A transgender woman seeking an Ohio House seat has been disqualified for failing to declare her old name on voter petitions, in violation of a rarely enforced state regulation.

Vanessa Joy, who planned to run as a Democrat for Ohio House District 50, was warned by local election officials that she was ineligible to do so, despite having collected the required signatures.

Joy ran in a firmly Republican district that included Stark County, just south of Akron.

According to officials, Joy violated a little-known Ohio statute that requires applicants for public office to mention any name changes in the prior five years on signing petitions. The law, which was passed in 1995, offers various exceptions, including candidates who change their names after marriage.

Joy, who has legally changed her name and birth certificate, told News 5 Cleveland and the Ohio Capital-Journal on Wednesday that she was unaware of the rule until her name was pulled from the ballot.

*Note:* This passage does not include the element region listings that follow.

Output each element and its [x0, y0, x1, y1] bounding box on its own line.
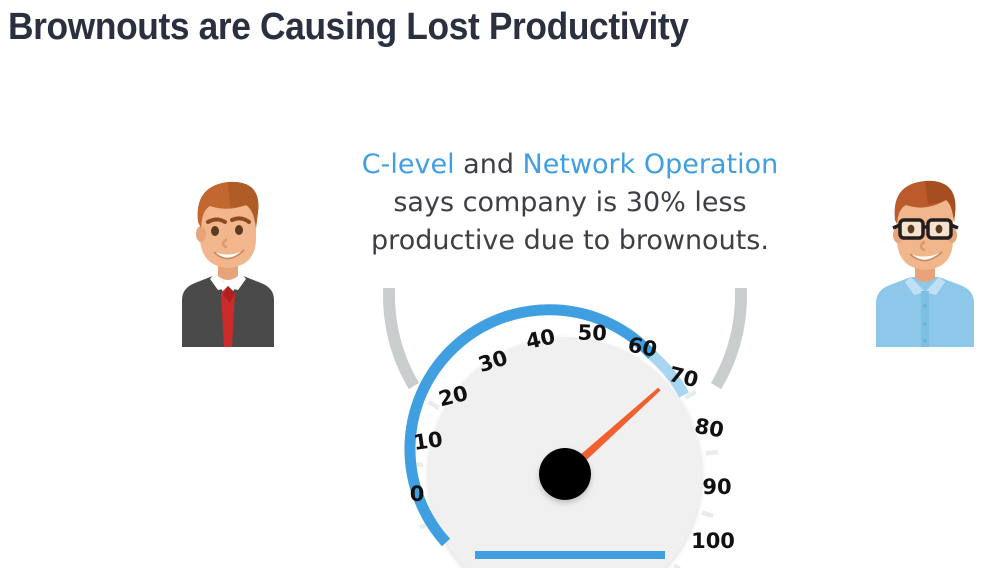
caption-highlight-c-level: C-level [362, 149, 455, 180]
caption-line-1: C-level and Network Operation [330, 146, 810, 184]
gauge-tick-label-50: 50 [577, 321, 607, 346]
caption-line-3: productive due to brownouts. [330, 222, 810, 260]
caption-conjunction: and [455, 149, 523, 180]
network-operations-engineer-avatar [866, 172, 984, 347]
gauge-tick-label-90: 90 [702, 475, 731, 499]
productivity-gauge: 0 10 20 30 40 50 60 70 80 90 100 [370, 288, 760, 568]
page-title: Brownouts are Causing Lost Productivity [8, 4, 845, 50]
gauge-tick-label-100: 100 [691, 529, 735, 553]
gauge-tick-label-0: 0 [410, 482, 425, 506]
c-level-executive-avatar [168, 172, 288, 347]
caption-highlight-network-operation: Network Operation [523, 149, 779, 180]
gauge-tick-label-70: 70 [667, 362, 701, 392]
gauge-hub [539, 448, 591, 500]
caption-block: C-level and Network Operation says compa… [330, 146, 810, 260]
bottom-accent-bar [475, 551, 665, 559]
caption-line-2: says company is 30% less [330, 184, 810, 222]
gauge-tick-label-10: 10 [412, 427, 444, 455]
gauge-tick-label-80: 80 [693, 414, 726, 443]
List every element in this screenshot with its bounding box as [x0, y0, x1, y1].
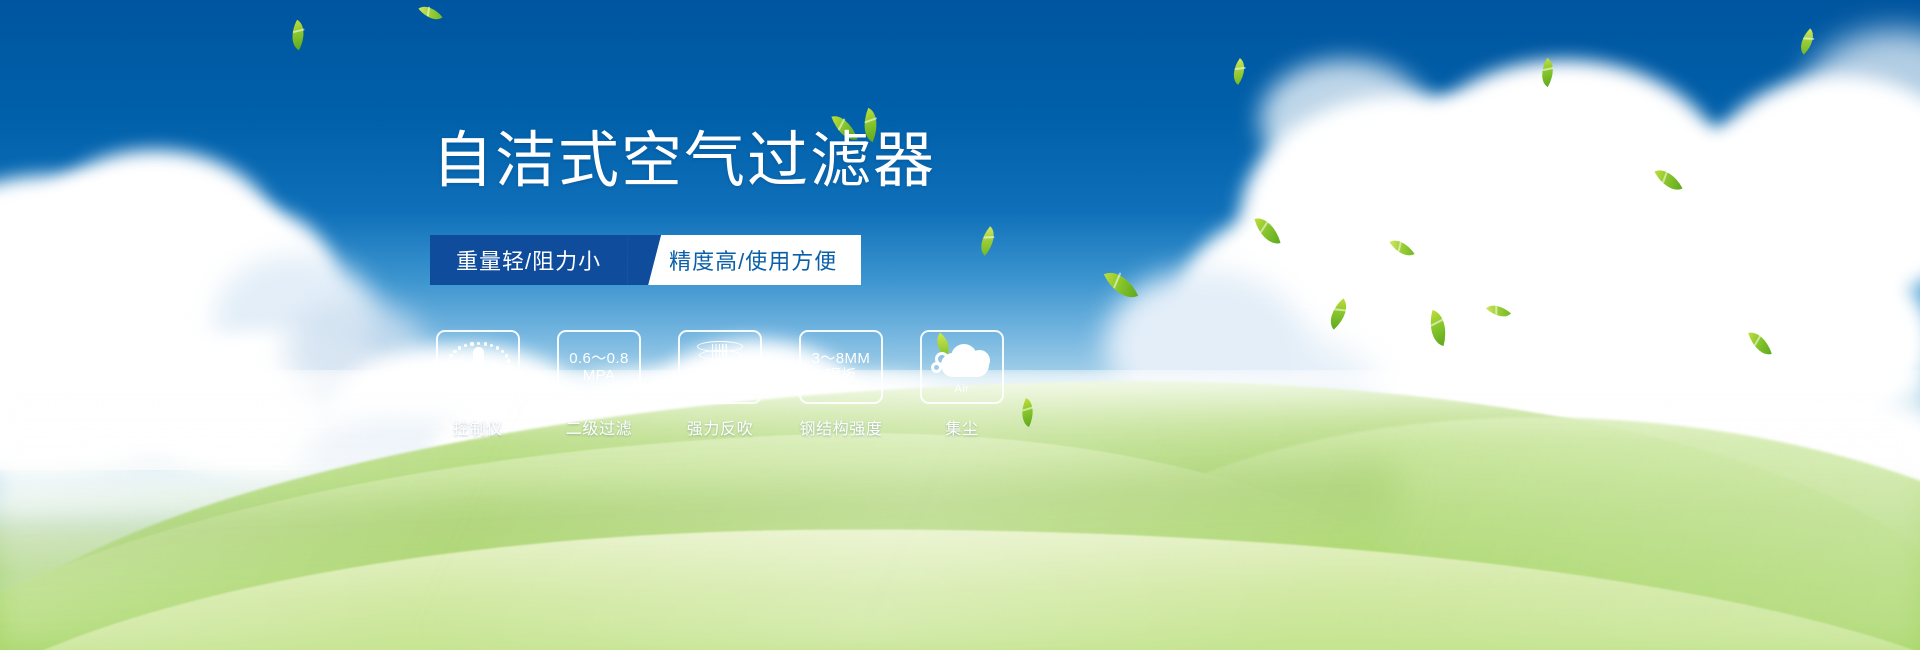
feature-item[interactable]: 3～8MM 钢板 钢结构强度: [800, 330, 882, 439]
cloud-bump: [969, 350, 990, 371]
tagline-left: 重量轻/阻力小: [430, 235, 627, 285]
feature-icon-box: 3～8MM 钢板: [799, 330, 883, 404]
gauge-off-label: OFF: [497, 388, 510, 394]
feature-list: NO OFF 控制仪 0.6～0.8 MPA 二级过滤: [437, 330, 1003, 439]
steel-text-icon: 3～8MM 钢板: [812, 350, 871, 385]
pressure-unit: MPA: [583, 367, 616, 384]
tagline-right: 精度高/使用方便: [661, 235, 861, 285]
steel-material: 钢板: [826, 367, 857, 384]
gauge-icon: NO OFF: [447, 338, 509, 396]
feature-label: 钢结构强度: [800, 415, 883, 439]
feature-icon-box: 0.6～0.8 MPA: [557, 330, 641, 404]
dust-particle: [931, 362, 942, 373]
feature-label: 控制仪: [453, 415, 503, 439]
feature-icon-box: [678, 330, 762, 404]
promo-banner: 自洁式空气过滤器 重量轻/阻力小 精度高/使用方便: [0, 0, 1920, 650]
pressure-value: 0.6～0.8: [569, 350, 629, 367]
feature-label: 集尘: [945, 415, 978, 439]
gauge-on-label: NO: [446, 371, 456, 377]
feature-label: 二级过滤: [566, 415, 632, 439]
feature-item[interactable]: NO OFF 控制仪: [437, 330, 519, 439]
banner-content: 自洁式空气过滤器 重量轻/阻力小 精度高/使用方便: [0, 0, 1920, 650]
feature-label: 强力反吹: [687, 415, 753, 439]
page-title: 自洁式空气过滤器: [432, 130, 936, 191]
coil-filter-icon: [696, 339, 744, 395]
pressure-text-icon: 0.6～0.8 MPA: [569, 350, 629, 385]
feature-item[interactable]: 强力反吹: [679, 330, 761, 439]
feature-item[interactable]: Air 集尘: [921, 330, 1003, 439]
air-cloud-icon: Air: [931, 341, 993, 393]
air-label: Air: [931, 383, 993, 395]
feature-item[interactable]: 0.6～0.8 MPA 二级过滤: [558, 330, 640, 439]
steel-thickness: 3～8MM: [812, 350, 871, 367]
feature-icon-box: Air: [920, 330, 1004, 404]
tagline-bar: 重量轻/阻力小 精度高/使用方便: [430, 235, 861, 285]
gauge-needle: [473, 347, 484, 387]
feature-icon-box: NO OFF: [436, 330, 520, 404]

It is not mentioned in Ohio’s 2024 candidate requirement guide.

The person also stated that as a transgender woman, she should not be obliged or expected to publicly divulge her deadname, which was her name before transitioning.

“In the trans community, our deadnames are dead,” she went on to say.

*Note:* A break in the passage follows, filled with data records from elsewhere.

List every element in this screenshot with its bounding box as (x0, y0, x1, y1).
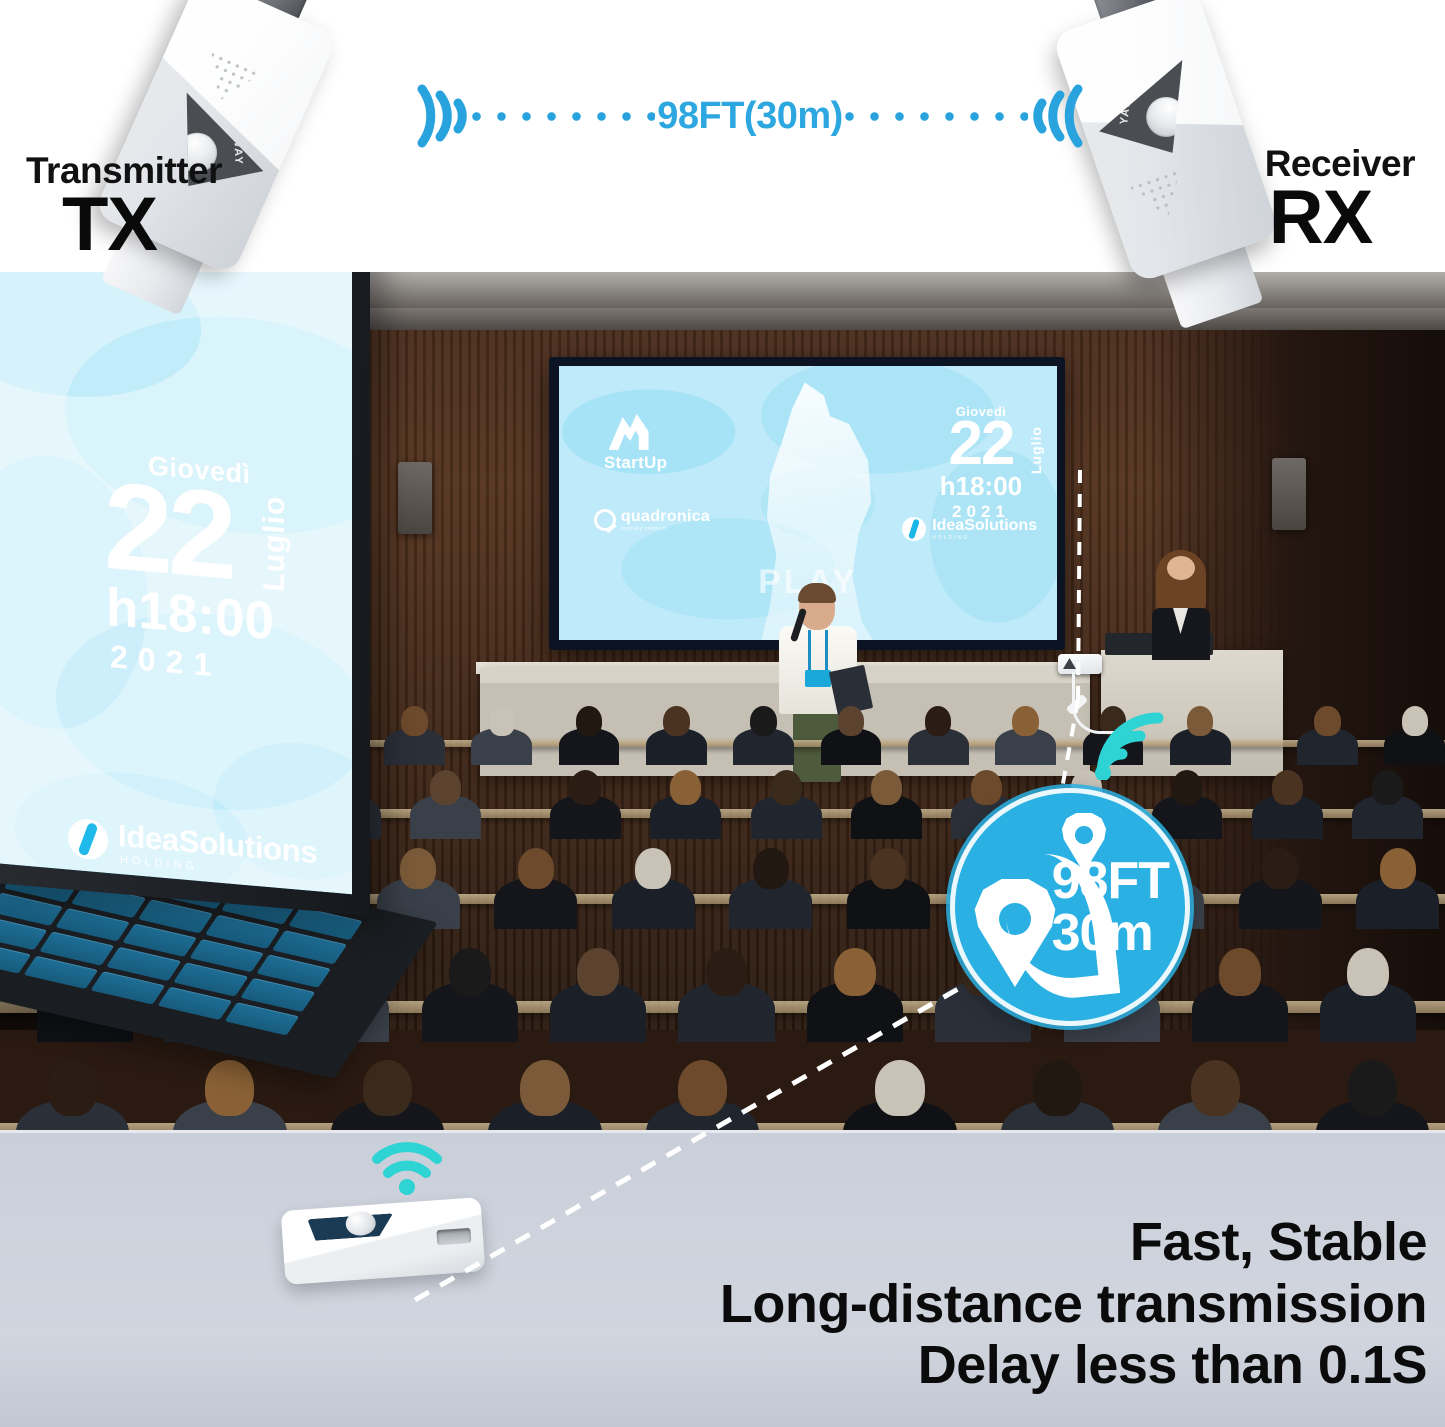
audience-head (363, 1060, 412, 1116)
tv-hour: h18:00 (940, 471, 1022, 502)
quadronica-label: quadronica (621, 508, 710, 526)
audience-head (1347, 948, 1389, 996)
audience-head (48, 1060, 97, 1116)
copy-line-3: Delay less than 0.1S (720, 1335, 1427, 1397)
audience-head (430, 770, 461, 805)
audience-head (1348, 1060, 1397, 1116)
audience-head (670, 770, 701, 805)
audience-head (1262, 848, 1298, 889)
signal-arcs-right-icon (1028, 79, 1090, 153)
audience-head (1012, 706, 1038, 736)
audience-head (1402, 706, 1428, 736)
wifi-fan-icon-tv (1092, 708, 1178, 780)
audience-head (834, 948, 876, 996)
audience-head (875, 1060, 924, 1116)
audience-head (1219, 948, 1261, 996)
startup-mark-icon (609, 410, 663, 450)
audience-head (205, 1060, 254, 1116)
signal-arcs-left-icon (410, 79, 472, 153)
presenter-lanyard (808, 630, 828, 670)
audience-head (1187, 706, 1213, 736)
audience-head (771, 770, 802, 805)
audience-head (925, 706, 951, 736)
audience-head (570, 770, 601, 805)
quadronica-mark-icon (594, 509, 616, 531)
audience-head (1314, 706, 1340, 736)
badge-feet: 98FT (1052, 855, 1169, 907)
audience-head (576, 706, 602, 736)
quadronica-sub: digitally connect (621, 526, 710, 532)
audience-head (871, 770, 902, 805)
receiver-dongle-on-tv (1058, 654, 1102, 674)
audience-head (1033, 1060, 1082, 1116)
copy-line-2: Long-distance transmission (720, 1274, 1427, 1336)
laptop: Giovedì 22 Luglio h18:00 2021 IdeaSoluti… (0, 207, 370, 899)
audience-head (1191, 1060, 1240, 1116)
tv-ideasolutions-logo: IdeaSolutions HOLDING (902, 517, 1037, 541)
audience-head (1372, 770, 1403, 805)
signal-dots-left (472, 111, 655, 121)
tx-flat-port (436, 1228, 471, 1245)
podium-speaker-face (1167, 556, 1195, 580)
transmitter-code: TX (62, 189, 222, 261)
audience-head (577, 948, 619, 996)
audience-head (1272, 770, 1303, 805)
receiver-code: RX (1269, 182, 1415, 254)
quadronica-logo: quadronica digitally connect (594, 508, 710, 532)
tv-brand-sub: HOLDING (932, 535, 1037, 541)
product-marketing-image: PLAY StartUp quadronica digitally connec… (0, 0, 1445, 1427)
audience-head (678, 1060, 727, 1116)
audience-head (870, 848, 906, 889)
laptop-month: Luglio (258, 494, 292, 593)
badge-meters: 30m (1052, 907, 1169, 959)
audience-head (635, 848, 671, 889)
podium-speaker (1146, 550, 1216, 654)
startup-logo: StartUp (604, 410, 668, 473)
transmitter-label: Transmitter TX (26, 152, 222, 261)
laptop-date-block: Giovedì 22 Luglio h18:00 2021 (80, 445, 300, 692)
receiver-label: Receiver RX (1265, 145, 1415, 254)
rx-dongle-body (1058, 654, 1102, 674)
ideasolutions-mark-icon (68, 817, 108, 860)
marketing-copy: Fast, Stable Long-distance transmission … (720, 1212, 1427, 1397)
tv-date-block: Giovedì 22 Luglio h18:00 2021 (940, 404, 1022, 522)
audience-head (838, 706, 864, 736)
tv-month: Luglio (1028, 426, 1044, 474)
audience-head (706, 948, 748, 996)
audience-head (489, 706, 515, 736)
startup-label: StartUp (604, 453, 668, 473)
wall-speaker-right (1272, 458, 1306, 530)
audience-head (1380, 848, 1416, 889)
wifi-icon-laptop-dongle (371, 1137, 443, 1195)
audience-head (750, 706, 776, 736)
audience-head (518, 848, 554, 889)
wireless-link-indicator: 98FT(30m) (410, 78, 1090, 154)
badge-text: 98FT 30m (1052, 855, 1169, 959)
audience-head (400, 848, 436, 889)
wall-speaker-left (398, 462, 432, 534)
audience-head (449, 948, 491, 996)
copy-line-1: Fast, Stable (720, 1212, 1427, 1274)
distance-badge: 98FT 30m (950, 788, 1190, 1026)
audience-head (520, 1060, 569, 1116)
signal-dots-right (845, 111, 1028, 121)
distance-label: 98FT(30m) (655, 95, 845, 138)
presenter-hair (798, 583, 836, 603)
presenter-badge (805, 670, 831, 687)
tv-day-number: 22 (940, 419, 1022, 470)
audience-head (971, 770, 1002, 805)
ideasolutions-mark-icon (902, 517, 926, 541)
audience-head (753, 848, 789, 889)
audience-head (663, 706, 689, 736)
tv-brand-label: IdeaSolutions (932, 517, 1037, 535)
audience-head (401, 706, 427, 736)
transmitter-dongle-on-table (281, 1197, 486, 1285)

Transgender Ohio House candidate disqualified for not disclosing deadname

Many in the LGBTQ community regard intentionally or repeatedly using a transgender or gender-nonconforming person’s deadname as an expression of hatred toward transgender people, and major social media platforms such as TikTok and Discord have banned deadnaming under their hateful conduct policies.

X, formerly known as Twitter, prohibited the practice until April when the restriction was discreetly lifted.

Joy went on to say that asking transgender candidates to include their deadnames on documents such as signature petitions would “undoubtedly” discourage other transgender persons from running for office.

The implementation of the law also comes at a critical juncture for transgender persons in Ohio, as the state legislature prepares to overturn Gov. Mike DeWine’s (R) veto of House Bill 68. Minors would be barred from receiving gender-affirming health care, and transgender athletes would be barred from competing on school sports teams that corresponded to their gender identity.

The office of Ohio House Majority Leader Bill Seitz (R) told The Hill on Wednesday that the House expects to have the votes needed to overturn DeWine’s veto. A vote is scheduled for Wednesday.

“The only thing we can do is fight back,” Joy said to local media. “That’s why there are so many trans candidates in Ohio.”

At least three more openly transgender candidates have entered the state House campaign. It is unclear whether they will be disqualified as well.